When I was a child in Bangkok, we lived for two years in a big house on a small soi (side street) with a dozen or so similar houses, mostly rented to foreigners. I was seven or eight years old, and the family next door had two teenage boys.

One day one of the neighbor boys invited me over to see his collection of butterflies and moths. I had no idea what it meant to collect insects, and was horrified to learn that it involved capturing them, chloroforming them, and pinning them to boards. The boy (who seemed very grown up to me) proudly showed me the jar where he gassed them to death, and how he spiked them on pins through their thoraxes onto cardboard.

More horrors were in store.

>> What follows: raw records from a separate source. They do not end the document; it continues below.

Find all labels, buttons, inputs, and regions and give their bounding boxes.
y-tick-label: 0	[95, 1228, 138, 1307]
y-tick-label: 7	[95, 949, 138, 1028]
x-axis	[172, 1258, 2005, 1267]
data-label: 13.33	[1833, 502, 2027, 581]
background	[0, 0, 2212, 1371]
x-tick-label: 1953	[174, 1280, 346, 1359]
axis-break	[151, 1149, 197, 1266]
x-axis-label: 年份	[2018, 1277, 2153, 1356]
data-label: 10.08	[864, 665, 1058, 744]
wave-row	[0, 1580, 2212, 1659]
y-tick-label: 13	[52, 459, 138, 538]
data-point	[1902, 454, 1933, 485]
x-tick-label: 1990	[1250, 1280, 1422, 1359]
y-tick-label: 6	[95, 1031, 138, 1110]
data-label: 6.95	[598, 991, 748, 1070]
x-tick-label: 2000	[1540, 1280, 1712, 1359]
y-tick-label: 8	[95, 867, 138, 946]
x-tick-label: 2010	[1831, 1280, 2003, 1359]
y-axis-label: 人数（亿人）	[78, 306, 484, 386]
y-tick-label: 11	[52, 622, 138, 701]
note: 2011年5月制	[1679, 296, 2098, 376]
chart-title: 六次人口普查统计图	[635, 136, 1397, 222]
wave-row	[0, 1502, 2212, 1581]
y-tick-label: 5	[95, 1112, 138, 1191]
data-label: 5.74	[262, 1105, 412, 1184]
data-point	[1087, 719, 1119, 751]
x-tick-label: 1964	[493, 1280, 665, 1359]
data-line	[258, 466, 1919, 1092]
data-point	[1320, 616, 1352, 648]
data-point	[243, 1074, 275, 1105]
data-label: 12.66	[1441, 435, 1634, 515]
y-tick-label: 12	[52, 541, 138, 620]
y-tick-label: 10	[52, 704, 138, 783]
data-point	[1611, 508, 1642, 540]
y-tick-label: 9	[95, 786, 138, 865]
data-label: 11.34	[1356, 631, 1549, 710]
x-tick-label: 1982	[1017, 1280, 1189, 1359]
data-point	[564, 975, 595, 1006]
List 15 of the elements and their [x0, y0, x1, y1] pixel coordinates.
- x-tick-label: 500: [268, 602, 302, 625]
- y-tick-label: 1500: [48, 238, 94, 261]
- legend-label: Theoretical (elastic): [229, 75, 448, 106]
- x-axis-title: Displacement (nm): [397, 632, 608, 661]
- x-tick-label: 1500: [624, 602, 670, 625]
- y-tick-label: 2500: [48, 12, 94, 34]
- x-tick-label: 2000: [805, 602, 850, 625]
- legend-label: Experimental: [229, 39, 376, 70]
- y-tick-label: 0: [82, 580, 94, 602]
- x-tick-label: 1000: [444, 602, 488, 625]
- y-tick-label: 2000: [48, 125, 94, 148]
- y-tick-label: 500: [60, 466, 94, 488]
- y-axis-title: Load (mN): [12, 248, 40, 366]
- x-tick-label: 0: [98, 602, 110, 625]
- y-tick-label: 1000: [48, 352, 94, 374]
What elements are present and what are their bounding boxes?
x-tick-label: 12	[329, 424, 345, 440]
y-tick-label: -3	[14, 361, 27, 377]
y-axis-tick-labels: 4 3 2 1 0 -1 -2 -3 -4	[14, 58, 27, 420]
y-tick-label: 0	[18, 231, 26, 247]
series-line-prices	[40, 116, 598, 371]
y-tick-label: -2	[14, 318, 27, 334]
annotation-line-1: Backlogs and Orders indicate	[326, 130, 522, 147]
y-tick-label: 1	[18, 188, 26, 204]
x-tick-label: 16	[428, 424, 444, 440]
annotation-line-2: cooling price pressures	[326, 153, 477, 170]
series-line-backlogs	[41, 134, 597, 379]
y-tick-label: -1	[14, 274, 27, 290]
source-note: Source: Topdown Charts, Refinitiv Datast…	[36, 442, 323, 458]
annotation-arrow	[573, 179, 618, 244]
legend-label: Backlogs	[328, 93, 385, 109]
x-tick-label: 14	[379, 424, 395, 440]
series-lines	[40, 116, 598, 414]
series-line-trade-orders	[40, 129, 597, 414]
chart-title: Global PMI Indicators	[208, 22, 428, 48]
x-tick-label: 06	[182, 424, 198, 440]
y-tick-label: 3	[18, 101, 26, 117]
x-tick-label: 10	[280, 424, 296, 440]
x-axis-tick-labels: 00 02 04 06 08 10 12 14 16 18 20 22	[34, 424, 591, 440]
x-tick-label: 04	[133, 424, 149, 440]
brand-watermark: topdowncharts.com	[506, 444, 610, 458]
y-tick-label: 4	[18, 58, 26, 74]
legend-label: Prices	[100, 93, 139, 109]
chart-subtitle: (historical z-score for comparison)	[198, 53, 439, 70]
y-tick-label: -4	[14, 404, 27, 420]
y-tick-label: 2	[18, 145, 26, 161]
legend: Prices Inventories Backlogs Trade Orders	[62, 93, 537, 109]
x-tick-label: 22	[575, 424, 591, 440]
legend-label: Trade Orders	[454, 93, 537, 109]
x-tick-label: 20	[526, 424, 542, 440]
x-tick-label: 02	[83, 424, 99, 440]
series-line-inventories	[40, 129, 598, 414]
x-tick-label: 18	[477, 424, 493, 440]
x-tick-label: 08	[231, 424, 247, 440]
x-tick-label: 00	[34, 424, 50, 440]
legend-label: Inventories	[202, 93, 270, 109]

He didn’t go out and catch adult butterflies and moths – it would be too difficult to capture them without damaging the delicate wings. He collected them at the caterpillar or chrysalis stage, nurtured them through to hatching in jars, and then killed them. They never flew, and lived for only as long as it took him to notice that they’d hatched.

Thailand was home to what was then considered the world’s largest moth species, the Atlas moth. These beautiful creatures were thought to be auspicious, especially if one visited your house at the Thai (lunar) new year. We had such a visit one new year – I remember the moth, wings spread against the trunk of the giant rubber tree in our yard that I loved to climb.

The neighbor boy had found a lunar moth chrysalis and brought it home to hatch in a jar as usual. Before a butterfly or moth hatches, its wings are (of course) crumpled up in the chrysalis. Upon hatching, the wings slowly unfurl as blood pumps into them, and must dry and harden before the creature can fly. It’s critical that the wings be able to extend fully before they dry completely.

You see where this is going, right?

The boy had planned to take the giant chrysalis out of the jar before hatching, but he mistimed it; the moth hatched inside a space much too small for it. Its giant wings had no room to spread, and had hardened into sad, shriveled clumps before he discovered it. The moth would never be able to fly, nor, with its damaged wings, was it any use for his collection. He planned to kill it, as a mercy; there was nothing else to be done.

I was devastated. Such stupidity, such a meaningless waste. A beautiful winged thing, ruined and robbed of flight, and then of life.

I have ever since had a horror of such collections, and of artifacts made from insect parts or butterfly wings.

And also of golf. The two brothers were both avid golfers. I’ve never gotten past my subconscious association of golf with callous cruelty.

1 comment

  1. Hmm… you may be onto something there that golf and cruelty are often comorbid. I would actually like to see a study on this.